CLA Cymru Policy Advisor, Fraser McAuley assures us that opportunity still exists to find better solutions to well-meaning regulations to protect the environment, which have a disproportionate negative impact on Welsh farms
Muck-spreading - at a Welsh Government demonstration event for grassland management

Three developments keep alive the subject of Wales’ Agriculture Pollution Regulations: the Senedd’s own review in its Economy, Trade & Rural Affairs, and the Wales Land Management Sub-group on Agricultural Pollution’s task-group on alternative solutions and finally the National Farmers’ Union’s formal legal challenge. This last process has made the headlines, but it is sub-judice – so little information will emerge – and will take some time.

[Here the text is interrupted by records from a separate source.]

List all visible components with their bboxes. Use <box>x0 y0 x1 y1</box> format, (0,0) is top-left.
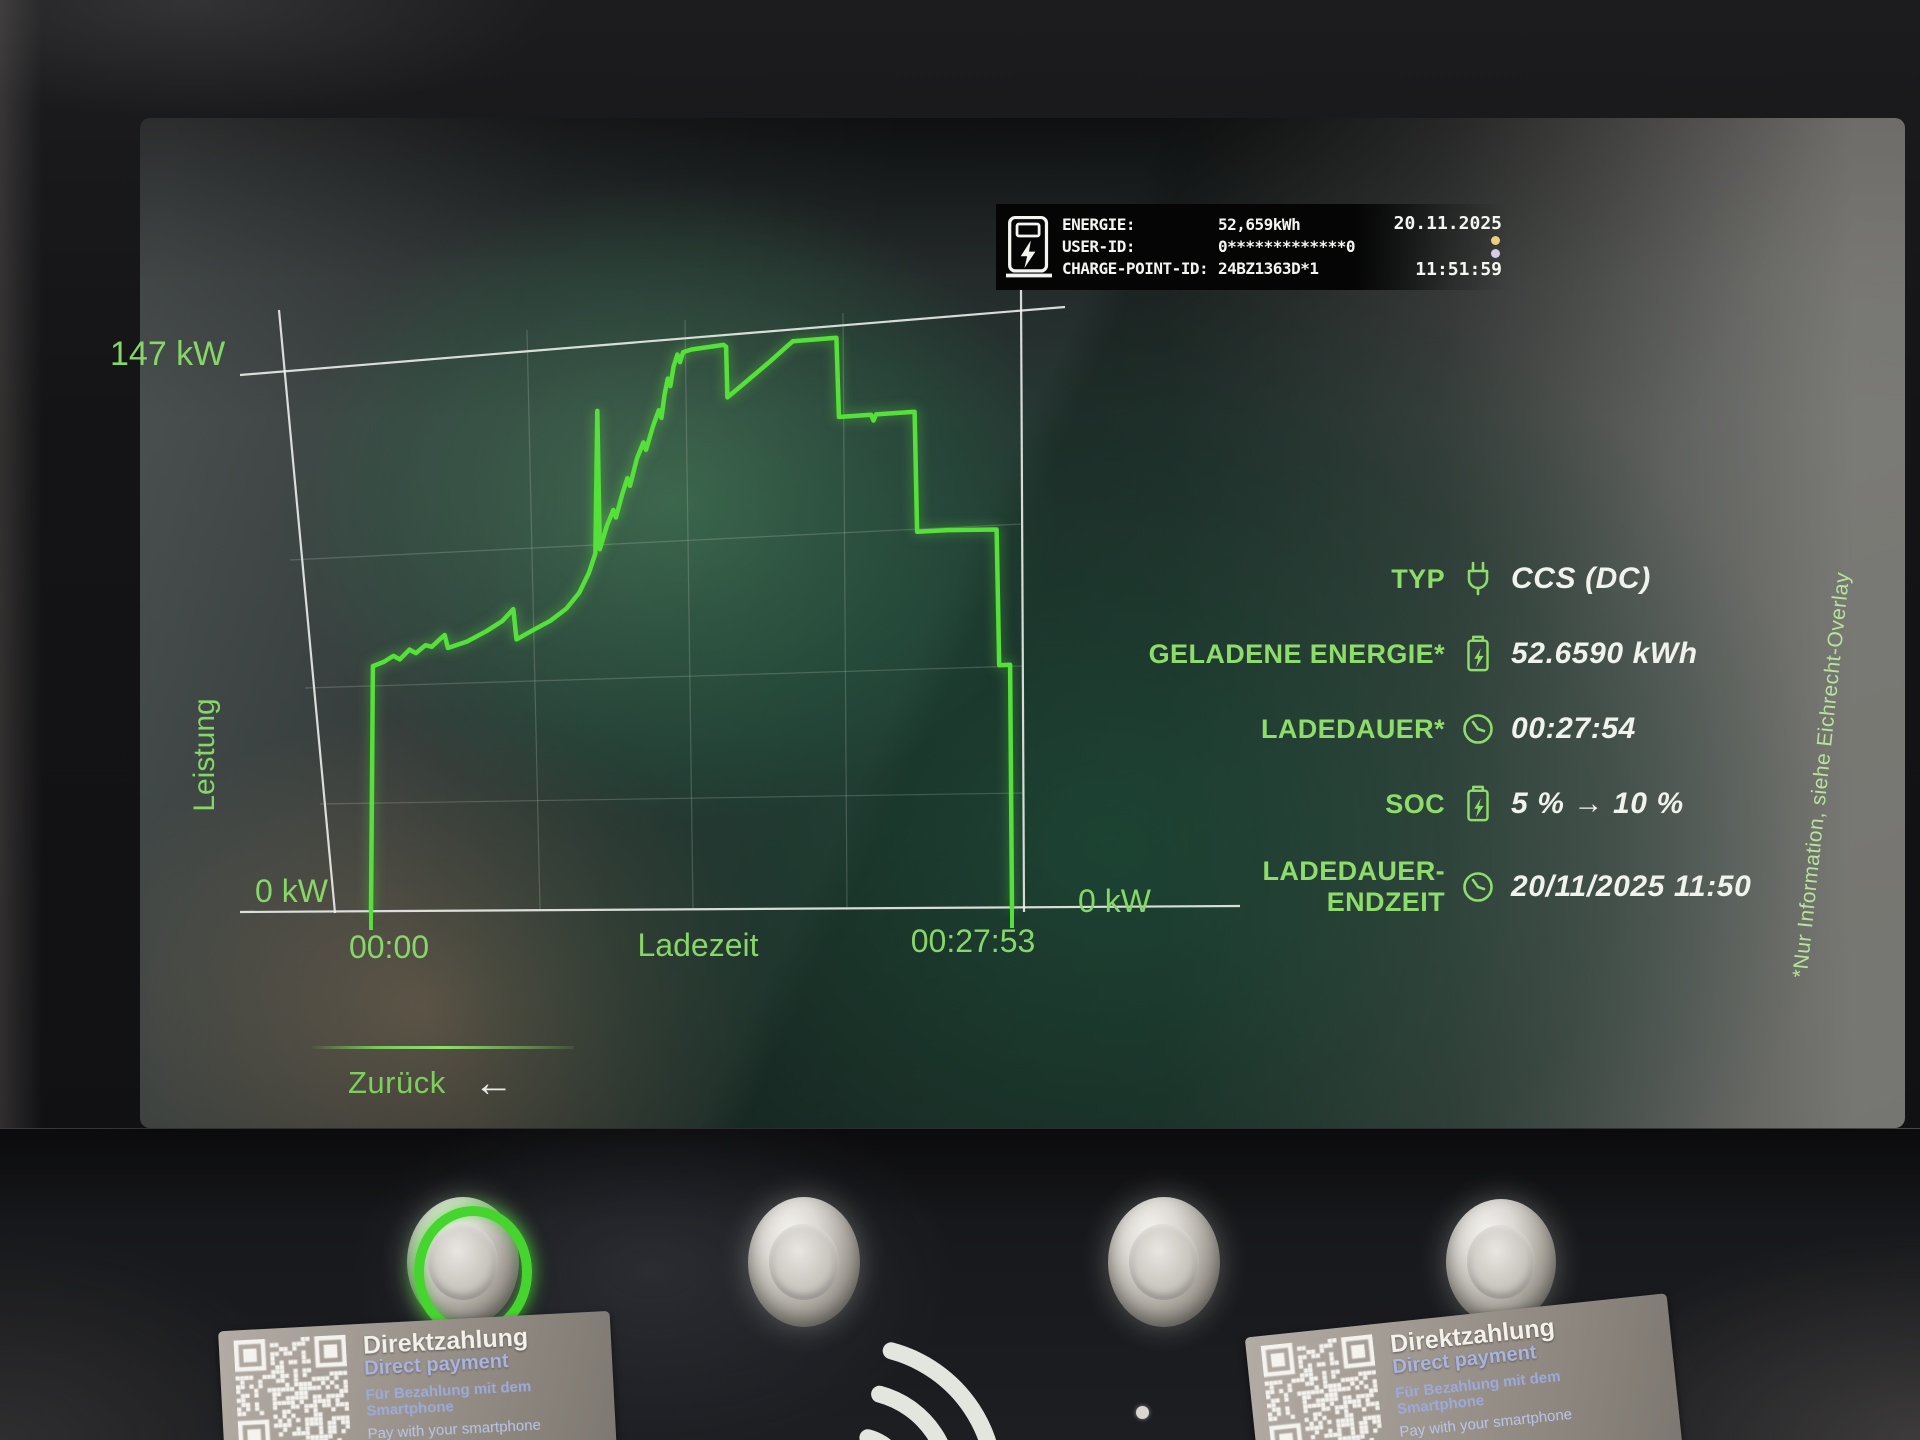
y-min-label: 0 kW <box>255 873 329 909</box>
y-axis-line <box>277 309 337 914</box>
charger-hardware-panel: https://payment.ionity.eu Direktzahlung … <box>0 1128 1920 1440</box>
payment-sticker-left: https://payment.ionity.eu Direktzahlung … <box>218 1310 618 1440</box>
info-row-energie: GELADENE ENERGIE* 52.6590 kWh <box>1145 631 1775 677</box>
button-face <box>1466 1225 1536 1299</box>
sticker-body-en: Pay with your smartphone <box>367 1416 542 1440</box>
sticker-text: Direktzahlung Direct payment Für Bezahlu… <box>362 1323 569 1440</box>
info-row-endzeit: LADEDAUER-ENDZEIT 20/11/2025 11:50 <box>1145 856 1775 917</box>
sticker-text: Direktzahlung Direct payment Für Bezahlu… <box>1389 1312 1603 1440</box>
badge-value: 52,659kWh <box>1218 215 1301 234</box>
arrow-left-icon: ← <box>473 1061 514 1105</box>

The first two developments are not to be underestimated. The Government must respond to the findings of a key Senedd Committee. Such committees are quite capable of changing opinions and, occasionally, of embarrassing governments. CLA Cymru will be submitting evidence to ETRA. It’s encouraging that this committee’s remit prioritises Welsh business interests over other themes. Chaired by rural MS, Llyr Gruffyd, he led the challenge to the regs in the Senedd this spring. Significantly the group includes other opposition front-bench spokespersons on rural affairs matters – some of these have farming business interests themselves. Our evidence to this committee will include relevant case-study material from an upland beef and sheep enterprise, dairy and arable interests. All three will focus on the hard impacts of the regs on their business bottom-line and simultaneously describe the good work they’re doing to further improve management of by-products.

Finally, the Wales Land Management sub-group on agricultural pollution has set up a task and finish group to determine potential alternative measures to the Wales-wide regulations. Part of this group, we will be revising and building on the better alternatives we mooted when the blanket nitrogen vulnerable zone (NVZ) was proposed. There’s no time to be lost, this work must be complete within a year. The work for the Senedd committee review will also be useful for this group.

Meanwhile, following our work in communicating with MSs has borne fruit and both parties are making good use of the Senedd recess to share views and build an ever stronger case for a better solution.